La fille brune le prit gentiment par le bras, insistant d’une voix pressante :
— Señor, pour faire un cadeau à votre femme.
L’Américain la détailla. Ses yeux pétillaient dans un visage sensuel, avec une grosse bouche rouge. Ses cheveux étaient ramenés en palmier sur le côté de sa tête d’une façon bizarre.
Sa robe de coton cloqué moulait un corps tout en courbes, plus épanoui que celui de Kareen, avec une lourde croupe et une taille marquée. Celle-ci, agacée, lui lâcha le bras.
— Je m’en fous des tableaux. Je veux rentrer à l’hôtel.
Elle se détacha de Paul et gagna le bord du trottoir pour mieux attirer l’attention.
Aussitôt, la fille brune dit à voix basse :
— C’est Mike qui m’a dit que vous achèteriez des tableaux.
Paul Kramer eut l’impression de recevoir le ciel sur la tête. Réprimant une furieuse envie de hurler de joie. Un taxi venait enfin de stopper au bord du trottoir. Kareen se retourna en hurlant :
— Tu viens ! Je crève de chaleur.
La fille brune barra le chemin à Paul. D’une voix pressante, elle lui lança :
— Je m’appelle Mercedes. Il faut me suivre. Vous êtes en danger.
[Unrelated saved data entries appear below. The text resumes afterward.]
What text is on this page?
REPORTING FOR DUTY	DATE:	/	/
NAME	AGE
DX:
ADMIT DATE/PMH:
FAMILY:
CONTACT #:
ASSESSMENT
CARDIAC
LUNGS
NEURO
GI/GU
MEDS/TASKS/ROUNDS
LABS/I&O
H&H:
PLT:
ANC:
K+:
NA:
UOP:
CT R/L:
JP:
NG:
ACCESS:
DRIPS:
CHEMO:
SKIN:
La joie de Paul s’évanouit, balayée par une angoisse horrible. Le cauchemar recommençait.
Chapitre V
Une vieille femme en noir, debout au milieu de la calle Arzopisto Nouel, comptait méticuleusement des billets d’un peso au chauffeur du taxi collectif qu’elle venait de quitter, provoquant un embouteillage monstre sur la place Independencia. Des bus en ruines, des américaines sans âge, et des épaves bricolées klaxonnaient à tout va, englués tout autour du parc occupant le centre de la place où une maigre végétation essayait de survivre à la fumée des gaz d’échappement.
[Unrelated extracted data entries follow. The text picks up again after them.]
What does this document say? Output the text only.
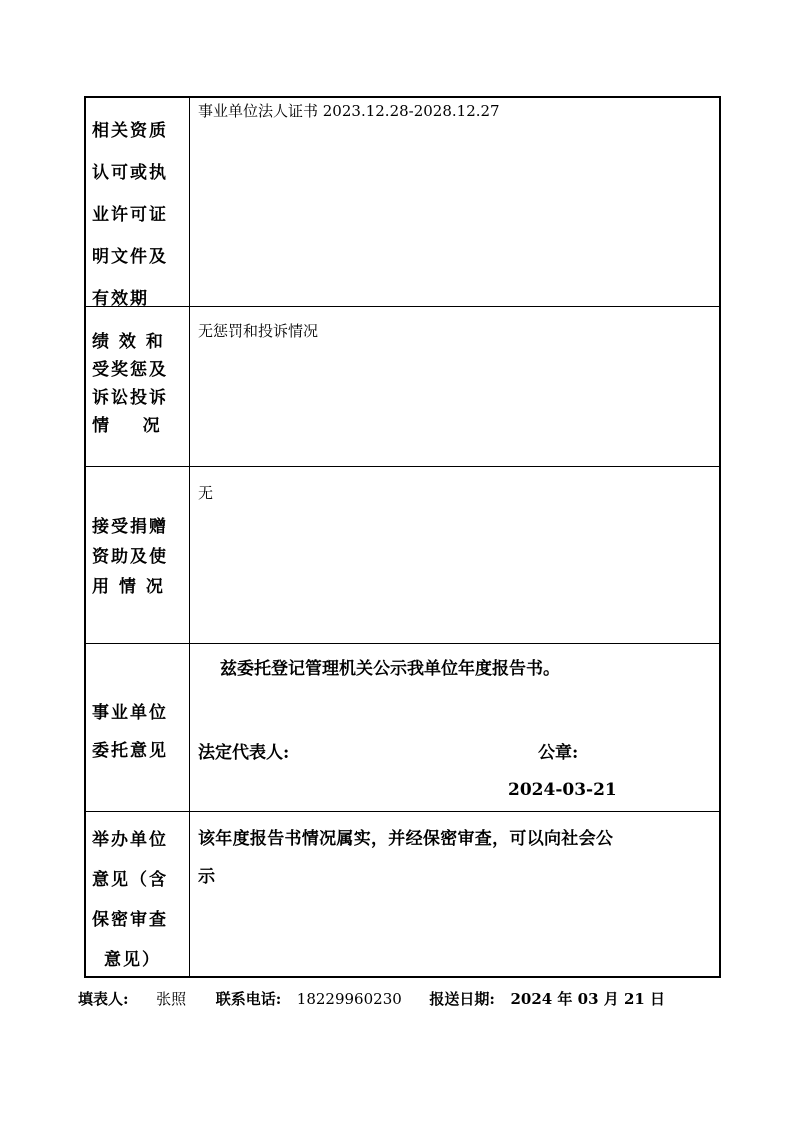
相关资质
认可或执
业许可证
明文件及
有效期
事业单位法人证书 2023.12.28-2028.12.27
绩 效 和
受奖惩及
诉讼投诉
情    况
无惩罚和投诉情况
接受捐赠
资助及使
用 情 况
无
事业单位
委托意见
兹委托登记管理机关公示我单位年度报告书。
法定代表人:	公章:
2024-03-21
举办单位
意见（含
保密审查
意见）
该年度报告书情况属实，并经保密审查，可以向社会公
示
填表人: 张照 联系电话: 18229960230 报送日期: 2024 年 03 月 21 日
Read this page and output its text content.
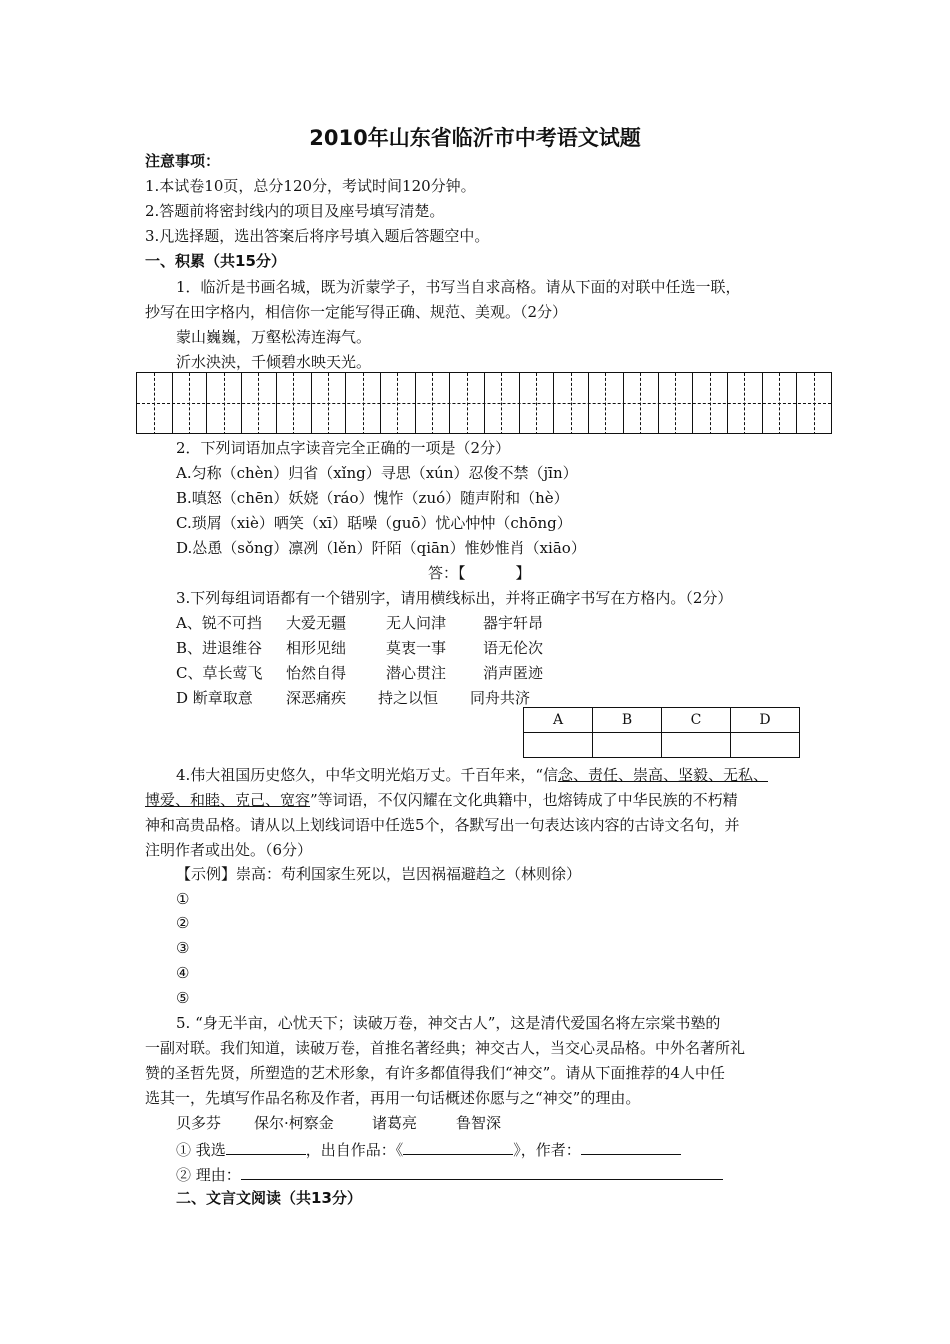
2010年山东省临沂市中考语文试题
注意事项：
1.本试卷10页，总分120分，考试时间120分钟。
2.答题前将密封线内的项目及座号填写清楚。
3.凡选择题，选出答案后将序号填入题后答题空中。
一、积累（共15分）
1．临沂是书画名城，既为沂蒙学子，书写当自求高格。请从下面的对联中任选一联，
抄写在田字格内，相信你一定能写得正确、规范、美观。（2分）
蒙山巍巍，万壑松涛连海气。
沂水泱泱，千倾碧水映天光。
2．下列词语加点字读音完全正确的一项是（2分）
A.匀称（chèn）归省（xǐng）寻思（xún）忍俊不禁（jīn）
B.嗔怒（chēn）妖娆（ráo）愧怍（zuó）随声附和（hè）
C.琐屑（xiè）哂笑（xī）聒噪（guō）忧心忡忡（chōng）
D.怂恿（sǒng）凛冽（lěn）阡陌（qiān）惟妙惟肖（xiāo）
答：【	】
3.下列每组词语都有一个错别字，请用横线标出，并将正确字书写在方格内。（2分）
A、锐不可挡 大爱无疆	无人问津 器宇轩昂
B、进退维谷 相形见绌	莫衷一事 语无伦次
C、草长莺飞 怡然自得	潜心贯注 消声匿迹
D 断章取意 深恶痛疾 持之以恒 同舟共济
A	B	C	D

4.伟大祖国历史悠久，中华文明光焰万丈。千百年来，“信念、责任、崇高、坚毅、无私、
博爱、和睦、克己、宽容”等词语，不仅闪耀在文化典籍中，也熔铸成了中华民族的不朽精
神和高贵品格。请从以上划线词语中任选5个，各默写出一句表达该内容的古诗文名句，并
注明作者或出处。（6分）
【示例】崇高：苟利国家生死以，岂因祸福避趋之（林则徐）
①
②
③
④
⑤
5. “身无半亩，心忧天下；读破万卷，神交古人”，这是清代爱国名将左宗棠书塾的
一副对联。我们知道，读破万卷，首推名著经典；神交古人，当交心灵品格。中外名著所礼
赞的圣哲先贤，所塑造的艺术形象，有许多都值得我们“神交”。请从下面推荐的4人中任
选其一，先填写作品名称及作者，再用一句话概述你愿与之“神交”的理由。
贝多芬 保尔·柯察金	诸葛亮	鲁智深
① 我选	，出自作品：《	》，作者：
② 理由：
二、文言文阅读（共13分）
Chris Jones, assis à côté du chef de station de la CIA à Saint-Domingue, Henry Fairmont, émit un soupir découragé.
— On ferait mieux de continuer à pied…
Fairmont approuva, talonné par un énorme bus qui tentait de se faufiler dans un espace qui n’aurait pas suffi à une moto.
— Pourquoi pas ? D’autant que la calle El Conde est piétonnière.
De la place Independencia partaient toutes les rues étroites de la zona colonial, la partie ancienne de Saint-Domingue. Un fouillis de ruelles bordées de baraques croulantes en bois peint, recouvertes de tôle ondulée, avec çà et là le joyau d’un bâtiment rénové de la grande époque où Saint-Domingue, première découverte de Christophe Colomb, s’appelait encore Hispaniola.
Milton Brabeck, assis à côté de Malko à l’arrière, regarda d’un oeil méfiant la foule pouilleuse.
— Va falloir se faire désinfecter après ça !
Aux yeux des deux gorilles, les microbes tropicaux étaient infiniment plus redoutables qu’un « 357 Magnum ». Ils demeuraient persuadés qu’à boire l’eau d’un robinet du tiers-monde, on tombait raide mort.